Having ruined her sister's wedding in what is the latest of a long line of drunken nights, Gwen Cummings (Sandra Bullock) is forced into 28 days of mandated rehab after stealing and crashing a limousine. Initially resistant to the treatment, Gwen eventually bonds with her fellow patients including her roomate Andrea (Azura Skye) and Eddie (Viggo Mortensen). However, her good work is repeatedly undone by her boyfriend Jasper (Dominic West) who doesn't accept that Gwen has a problem.

So there are some positives. Bullock is, as always, a capable actress and the watchable movie star. All the performances, perhaps except for Alan Tudyk's oddly OTT, potentially offensive turn, are at the very least acceptable. Actually, that's maybe where the positives end.

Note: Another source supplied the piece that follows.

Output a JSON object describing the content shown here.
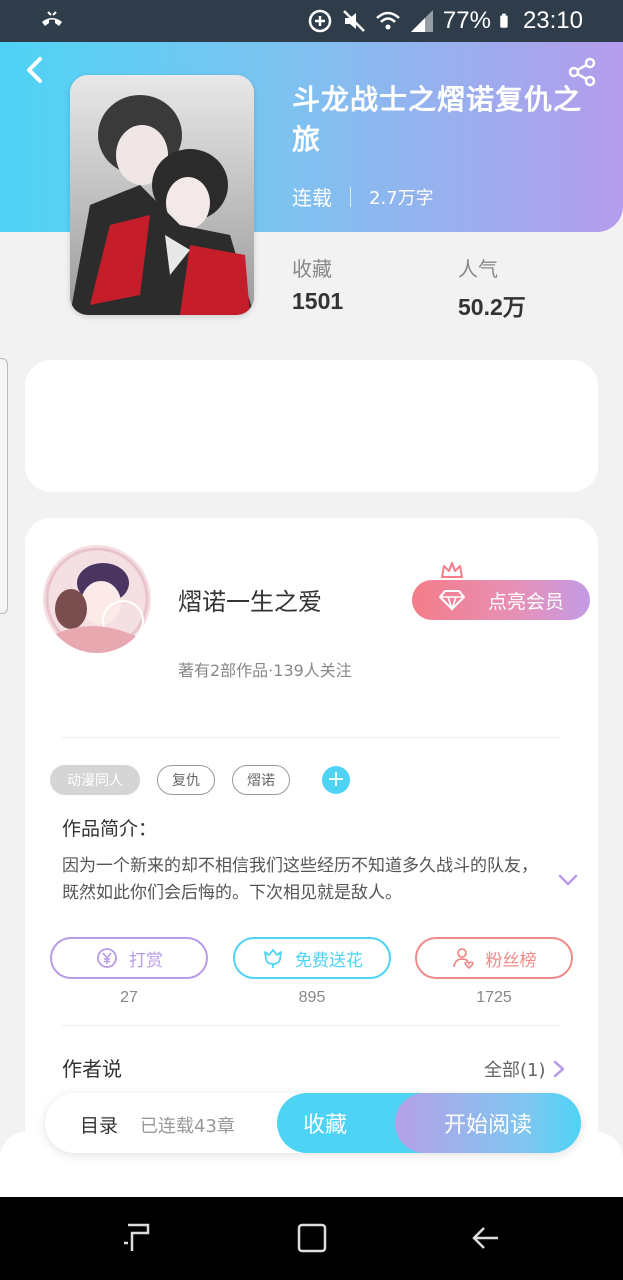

Tonally the film is all over the place. The time in rehabilitation is a slapstick farce sometimes, something approaching a gritty drama at others, but at no point does it feel real. Maybe it's the sepia lens that the film is shot through, maybe it's that the group counselling sessions are nonsense, maybe it's that there appears to be no structure or discipline in the facility, a facility which, I might add, stops the bus at a gas station, that sells alcohol, on the way back from a company team building exercise that they did, for some reason. I don't feel like Gwen's breakthroughs really come from anywhere genuine either - she hurts her leg a bit, falling from a tree, which is her rock bottom - it's not up there with "Trainspottings" baby scene, it's not even the worst thing that happens to her in this movie. But from that one moment she immediately signs up, flies straight and never wavers again.

Not funny enough for a comedy and far too lightweight for a drama "28 Days" is a lifetime movie, with better actors.